Flying Turtles and the Spinning God of Real Estate.

Below, the soon-to-be iconic view from the 94th floor observation deck at the newly opened Shanghai World Financial Center, taken last night.

Full-access to the three observation decks is a pricey RMB 150 (more than the cost of a trip to the Empire State Building’s outdoor deck!), and perhaps – in recognition of that fact – the SWFC’s owners made the decision that they needed to offer a little something extra for visitors. Specifically: a two meter high mock-up of the SWFC that rotates 600 times per minute while flying turtles circle it in a darkened room …
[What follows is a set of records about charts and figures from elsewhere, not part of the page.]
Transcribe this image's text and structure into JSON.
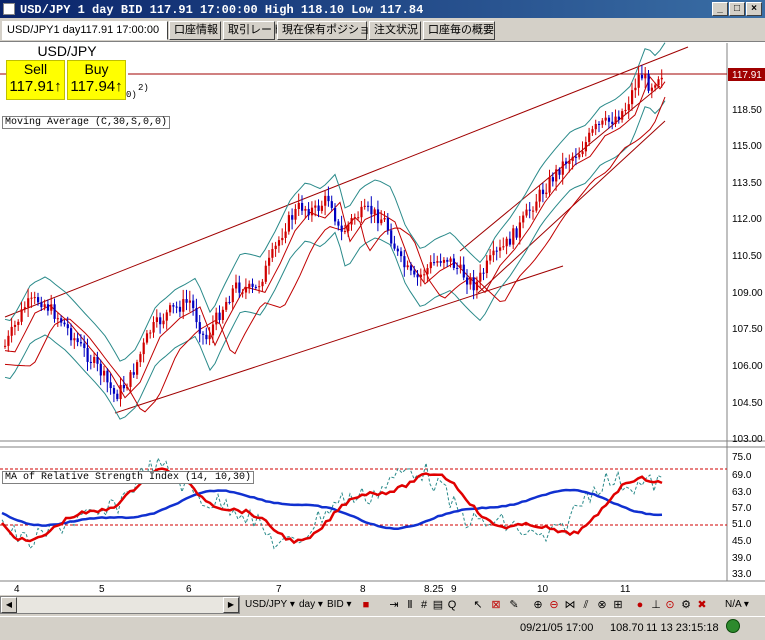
{
  "window": {
    "title": "USD/JPY 1 day BID 117.91 17:00:00 High 118.10 Low 117.84",
    "controls": {
      "minimize": "_",
      "maximize": "□",
      "close": "×"
    }
  },
  "tabs": [
    {
      "label": "USD/JPY1 day117.91 17:00:00",
      "active": true
    },
    {
      "label": "口座情報"
    },
    {
      "label": "取引レート"
    },
    {
      "label": "現在保有ポジション"
    },
    {
      "label": "注文状況"
    },
    {
      "label": "口座毎の概要"
    }
  ],
  "quote": {
    "symbol": "USD/JPY",
    "sell_label": "Sell",
    "sell_value": "117.91↑",
    "buy_label": "Buy",
    "buy_value": "117.94↑",
    "partial_1": "2)",
    "partial_2": "0)"
  },
  "indicators": {
    "ma_label": "Moving Average (C,30,S,0,0)",
    "rsi_label": "MA of Relative Strength Index (14, 10,30)"
  },
  "price_axis": {
    "labels": [
      "118.50",
      "115.00",
      "113.50",
      "112.00",
      "110.50",
      "109.00",
      "107.50",
      "106.00",
      "104.50",
      "103.00"
    ],
    "current_price": "117.91"
  },
  "rsi_axis": {
    "labels": [
      "75.0",
      "69.0",
      "63.0",
      "57.0",
      "51.0",
      "45.0",
      "39.0",
      "33.0"
    ]
  },
  "time_axis": {
    "labels": [
      "4",
      "5",
      "6",
      "7",
      "8",
      "8.25",
      "9",
      "10",
      "11"
    ]
  },
  "toolbar": {
    "symbol": "USD/JPY",
    "period": "day",
    "side": "BID",
    "zoom": "N/A",
    "icons": [
      "cursor-icon",
      "crosshair-icon",
      "grid-icon",
      "indicator-icon",
      "zoom-in-icon",
      "zoom-out-icon"
    ]
  },
  "status": {
    "datetime": "09/21/05 17:00",
    "price": "108.70",
    "timestamp": "11 13 23:15:18"
  },
  "colors": {
    "candle_up": "#d00000",
    "candle_down": "#0000c0",
    "band": "#2a8a8a",
    "ma": "#c00000",
    "channel": "#a00000",
    "rsi_red": "#e00000",
    "rsi_blue": "#1030d0",
    "quote_bg": "#ffff00"
  }
}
That is to say, they decided to offer vistors Toshio Iwai’s “Tower of Light.” Below, a photo of this wonder taken from the SWFC Observatory Media Art brochure available to visitors:

Now, I wouldn’t bother blogging about this particular artwork but for the fact that it is an involuntary part of any SWFC observation deck visit. Want to see the view? First, you must watch the Tower of Light spin for five minutes.

The drill goes like this. After purchasing tickets visitors are ushered into a waiting room where they wait behind stanchions for their opportunity to ride the “Light Speed Elevator” to the 94th floor. However, when the moment finally arrives (the lines are long), they are instead led through a door marked “Pre-Show,” and into a round, black room, dimly lit, roughly the size of a king-sized prison cell. And at the center of the room is a glass tube that contains a two-meter high mock-up of the SWFC.
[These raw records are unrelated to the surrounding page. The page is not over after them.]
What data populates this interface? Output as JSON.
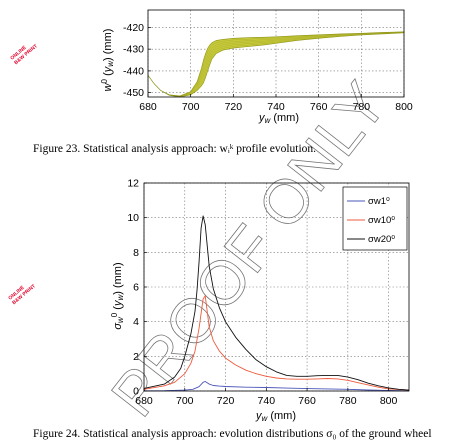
{
  "watermark": "PROOF ONLY",
  "stamps": [
    "ONLINE",
    "B&W PRINT"
  ],
  "caption_top": "Figure 23.   Statistical analysis approach: wᵢᵏ profile evolution.",
  "caption_bottom": "Figure 24.   Statistical analysis approach: evolution distributions σ₀ of the ground wheel",
  "colors": {
    "band": "#c6c93a",
    "band_edge": "#8f9418",
    "s1": "#4b56b8",
    "s10": "#ee5a3c",
    "s20": "#111111",
    "frame": "#000000"
  },
  "chart_data": [
    {
      "type": "area",
      "title": "",
      "xlabel": "y_w (mm)",
      "ylabel": "w⁰(y_w) (mm)",
      "xlim": [
        680,
        800
      ],
      "ylim": [
        -452,
        -412
      ],
      "xticks": [
        680,
        700,
        720,
        740,
        760,
        780,
        800
      ],
      "yticks": [
        -450,
        -440,
        -430,
        -420
      ],
      "grid": true,
      "series": [
        {
          "x": [
            680,
            683,
            686,
            690,
            695,
            700,
            703,
            705,
            706,
            707,
            708,
            709,
            710,
            712,
            715,
            720,
            725,
            730,
            735,
            740,
            750,
            760,
            770,
            780,
            790,
            800
          ],
          "upper": [
            -442,
            -446,
            -449,
            -451,
            -451.5,
            -449.5,
            -445,
            -439,
            -435,
            -432,
            -429.5,
            -428,
            -427,
            -426,
            -425.5,
            -425,
            -424.8,
            -424.6,
            -424.5,
            -424.3,
            -423.8,
            -423.4,
            -423,
            -422.7,
            -422.3,
            -422
          ],
          "lower": [
            -442,
            -446,
            -449,
            -451.2,
            -452,
            -451,
            -449,
            -447,
            -445.5,
            -443,
            -440,
            -437,
            -434.5,
            -432,
            -430.5,
            -429.5,
            -429,
            -428.5,
            -428,
            -427.3,
            -426,
            -425,
            -424.2,
            -423.5,
            -423,
            -422.5
          ]
        }
      ]
    },
    {
      "type": "line",
      "title": "",
      "xlabel": "y_w (mm)",
      "ylabel": "σ_w⁰(y_w) (mm)",
      "xlim": [
        680,
        810
      ],
      "ylim": [
        0,
        12
      ],
      "xticks": [
        680,
        700,
        720,
        740,
        760,
        780,
        800
      ],
      "yticks": [
        0,
        2,
        4,
        6,
        8,
        10,
        12
      ],
      "grid": true,
      "legend": "top-right",
      "series": [
        {
          "name": "σw1⁰",
          "color_key": "s1",
          "x": [
            680,
            690,
            700,
            704,
            707,
            709,
            710,
            711,
            712,
            714,
            717,
            720,
            730,
            740,
            750,
            760,
            770,
            780,
            790,
            800,
            810
          ],
          "y": [
            0.01,
            0.02,
            0.05,
            0.1,
            0.25,
            0.5,
            0.55,
            0.48,
            0.4,
            0.32,
            0.28,
            0.26,
            0.22,
            0.2,
            0.17,
            0.14,
            0.12,
            0.1,
            0.06,
            0.03,
            0.01
          ]
        },
        {
          "name": "σw10⁰",
          "color_key": "s10",
          "x": [
            680,
            690,
            695,
            700,
            703,
            705,
            707,
            709,
            710,
            711,
            712,
            714,
            717,
            720,
            725,
            730,
            735,
            740,
            745,
            750,
            755,
            760,
            765,
            770,
            775,
            780,
            785,
            790,
            795,
            800,
            810
          ],
          "y": [
            0.1,
            0.3,
            0.5,
            1.0,
            1.6,
            2.3,
            3.6,
            5.3,
            5.5,
            4.6,
            3.7,
            2.9,
            2.3,
            1.9,
            1.5,
            1.2,
            1.0,
            0.85,
            0.75,
            0.7,
            0.68,
            0.68,
            0.7,
            0.72,
            0.7,
            0.62,
            0.48,
            0.35,
            0.22,
            0.12,
            0.05
          ]
        },
        {
          "name": "σw20⁰",
          "color_key": "s20",
          "x": [
            680,
            690,
            695,
            698,
            700,
            703,
            705,
            706,
            707,
            708,
            709,
            710,
            711,
            712,
            714,
            717,
            720,
            725,
            730,
            735,
            740,
            745,
            750,
            755,
            760,
            765,
            770,
            775,
            780,
            785,
            790,
            795,
            800,
            805,
            810
          ],
          "y": [
            0.15,
            0.4,
            0.8,
            1.3,
            2.0,
            3.3,
            4.6,
            5.8,
            7.4,
            9.4,
            10.1,
            9.6,
            8.4,
            7.2,
            5.9,
            4.8,
            4.0,
            3.1,
            2.4,
            1.8,
            1.4,
            1.1,
            0.9,
            0.85,
            0.85,
            0.88,
            0.9,
            0.9,
            0.8,
            0.65,
            0.45,
            0.3,
            0.18,
            0.1,
            0.05
          ]
        }
      ]
    }
  ]
}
The doors are closed, the lights dim … and the SWFC begins to spin under purple light. As a B-grade sci-fi soundtrack plays, the glass tube turns purple and the SWFC begins to glow. And then a flock of flying turtles begins to fly in circles around it. For five minutes. And you can’t leave.
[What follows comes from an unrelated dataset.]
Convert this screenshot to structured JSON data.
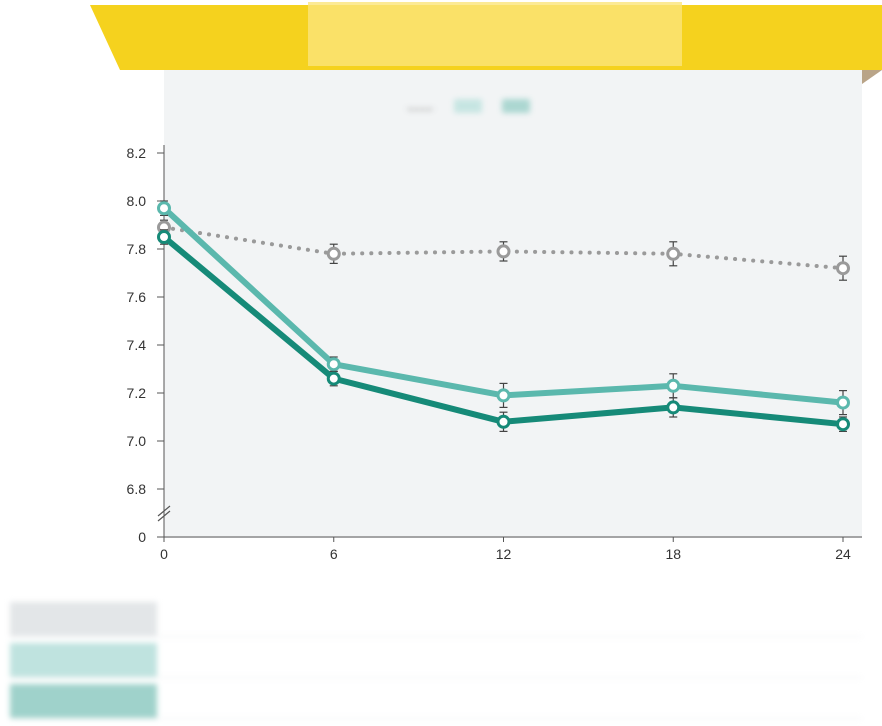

I’m not sure why nobody was bowing down to the thing, but surely I wasn’t the only person in the room who felt the sudden need to pay proper respects to the glowing, spinning God of Shanghai Real Estate. I’d be shocked if, during its first week of operation, somebody didn’t throw coins at it.

Anyway, at the conclusion of the black mass show, the doors are opened and visitors are ushered into the Light Speed Elevators.

[Note: In my experience, photos aren’t allowed inside of most of the world’s great sacred spaces. So, appropriately, they aren’t allowed inside of Tower of Light.]


  1. Respected artist or not, after waiting in line for two hours, through four trailing queues, to be led into a room thinking it is the elevator, having the lights switched off, and forced to watch this ugly monstrosity, most people felt nauseated and turned away! Then on to the elevator to the 94th floor , where another one hour queue awaits those wishing to go to the 97th floor, I’m not sure what comes next We quit and returned to ground zero 300 rmb and 4hrs wasted. Did anybody mention the seating arrangements, not a single chair or ledge to sit on in the building! Security arrangements are a farce, everyone walks through a body scanner, but it just bleeps away to its hearts content. Should an emergency occur the place is a horrendous death trap.

  2. Alan – Yes, yes, and yes! The only reason that I didn’t include pictures from the 97th and 100th floors is because I didn’t have the patience to wait in line to go up to there to take them. A debacle verging on an outright scam!

  3. You didn’t go up! Well I was pretty awesome or I must say “The experience of a life time” On top of that, looking down from the 100th floor and seeing 2 guys cleaning the top of the 97th floor was such a trip!

  4. I lined up for two hours to visit the most expensive high-building experience of my life yesterday and, were it not for the levity of Iwai’s media-art contribution, the Death Star aesthetic of the SWFC Observatory might otherwise have sent me out the window of the 97th floor! Compared to the paranoid and kafkaesque (and expensive) experience of the post-2001 Empire State Building (security checks, surveillance, armed security guards), I found the presence of art to ease the monotonous wait for elevators to be welcome. I would also like to add a word for the army of gracious, white-gloved attendants, who helpfully point-out the painfully obvious with sweeping hand gestures and a chorus of “this way please”, indicating the one, and only door, elevator or escalator in sight. Hilarious! BTW, they added some swank benches to the 94th floor for your seating pleasure.

  5. Great article – thanks for letting us know to avoid this scam. At some point we are going to write an article and make a video that goes into the details of how to best avoid travel scams such as this. Again great article.